Dynamic Feature Selection based on Rule-based Learning for Explainable Classification with Uncertainty Quantification
Javier Fumanal-Idocin, Raquel Fernandez-Peralta, Javier Andreu-Perez
TL;DR
This work addresses the need for explainable dynamic feature selection by formalizing uncertainty sources specific to sequential feature acquisition and adapting a rule-based global classifier for DFS. It introduces a model-agnostic DFS policy that greedily selects features to minimize divergence from a global rule-based predictor while accounting for epistemic costs, and uses an ensemble-/fuzzy-rule-based approach to quantify uncertainty during rule firings. Empirical results on five tabular datasets show competitive accuracy against state-of-the-art greedy and RL-based DFS methods, with the added benefit of transparent, interpretable predictions. The findings also reveal that predictive entropy decreases with more features largely due to information accumulation rather than the policy's effectiveness, and calibration behavior can diverge from confidence gains, highlighting important considerations for risk-sensitive applications like clinical decision support.
Abstract
Dynamic feature selection (DFS) offers a compelling alternative to traditional, static feature selection by adapting the selected features to each individual sample. This provides insights into the decision-making process for each case, which makes DFS especially significant in settings where decision transparency is key, i.e., clinical decisions. However, existing DFS methods use opaque models, which hinder their applicability in real-life scenarios.

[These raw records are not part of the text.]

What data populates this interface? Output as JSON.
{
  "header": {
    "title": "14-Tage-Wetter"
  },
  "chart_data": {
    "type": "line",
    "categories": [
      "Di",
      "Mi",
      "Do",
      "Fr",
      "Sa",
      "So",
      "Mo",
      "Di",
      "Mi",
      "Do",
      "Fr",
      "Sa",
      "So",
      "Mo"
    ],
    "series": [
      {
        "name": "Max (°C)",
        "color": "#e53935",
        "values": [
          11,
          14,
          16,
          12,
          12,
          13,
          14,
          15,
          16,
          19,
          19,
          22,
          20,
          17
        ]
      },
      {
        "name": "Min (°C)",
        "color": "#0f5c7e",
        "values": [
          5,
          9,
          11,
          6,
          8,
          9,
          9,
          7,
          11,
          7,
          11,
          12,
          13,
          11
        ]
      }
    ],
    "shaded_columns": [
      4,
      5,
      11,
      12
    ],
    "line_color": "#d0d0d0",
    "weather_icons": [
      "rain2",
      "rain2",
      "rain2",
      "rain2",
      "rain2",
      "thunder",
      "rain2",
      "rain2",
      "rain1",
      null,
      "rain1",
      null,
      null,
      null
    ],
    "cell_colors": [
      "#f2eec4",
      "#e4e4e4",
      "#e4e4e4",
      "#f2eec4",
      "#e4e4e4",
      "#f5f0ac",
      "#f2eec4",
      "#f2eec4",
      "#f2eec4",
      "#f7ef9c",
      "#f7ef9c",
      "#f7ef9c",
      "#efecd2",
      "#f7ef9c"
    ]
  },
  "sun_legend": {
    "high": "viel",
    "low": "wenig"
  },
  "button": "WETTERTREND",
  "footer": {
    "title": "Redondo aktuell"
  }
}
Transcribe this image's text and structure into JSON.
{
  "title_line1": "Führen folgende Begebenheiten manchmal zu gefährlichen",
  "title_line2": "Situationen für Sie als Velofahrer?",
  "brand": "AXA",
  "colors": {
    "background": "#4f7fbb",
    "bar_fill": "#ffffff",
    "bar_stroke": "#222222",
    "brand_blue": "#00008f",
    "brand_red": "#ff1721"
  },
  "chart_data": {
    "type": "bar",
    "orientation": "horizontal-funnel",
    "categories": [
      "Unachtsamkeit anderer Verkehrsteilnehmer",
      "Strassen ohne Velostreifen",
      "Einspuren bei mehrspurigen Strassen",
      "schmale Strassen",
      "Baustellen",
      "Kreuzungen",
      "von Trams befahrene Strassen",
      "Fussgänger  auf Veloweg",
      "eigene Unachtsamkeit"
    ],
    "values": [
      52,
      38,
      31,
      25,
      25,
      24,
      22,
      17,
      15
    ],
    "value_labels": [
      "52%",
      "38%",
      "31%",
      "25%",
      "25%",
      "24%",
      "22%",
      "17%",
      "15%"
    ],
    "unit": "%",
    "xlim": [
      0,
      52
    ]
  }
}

DFS also introduces new own sources of uncertainty compared to the static setting, which is also not considered in the existing literature. In this paper, we formalize the additional sources of uncertainty in DFS, and give formulas to estimate them. We also propose novel approach by leveraging a rule-based system as a base classifier for the DFS process, which enhances decision interpretability compared to neural estimators. Finally, we demonstrate the competitive performance of our rule-based DFS approach against established and state-of-the-art greedy and reinforcement learning methods, which are mostly considered opaque, compared to our explainable rulebased system.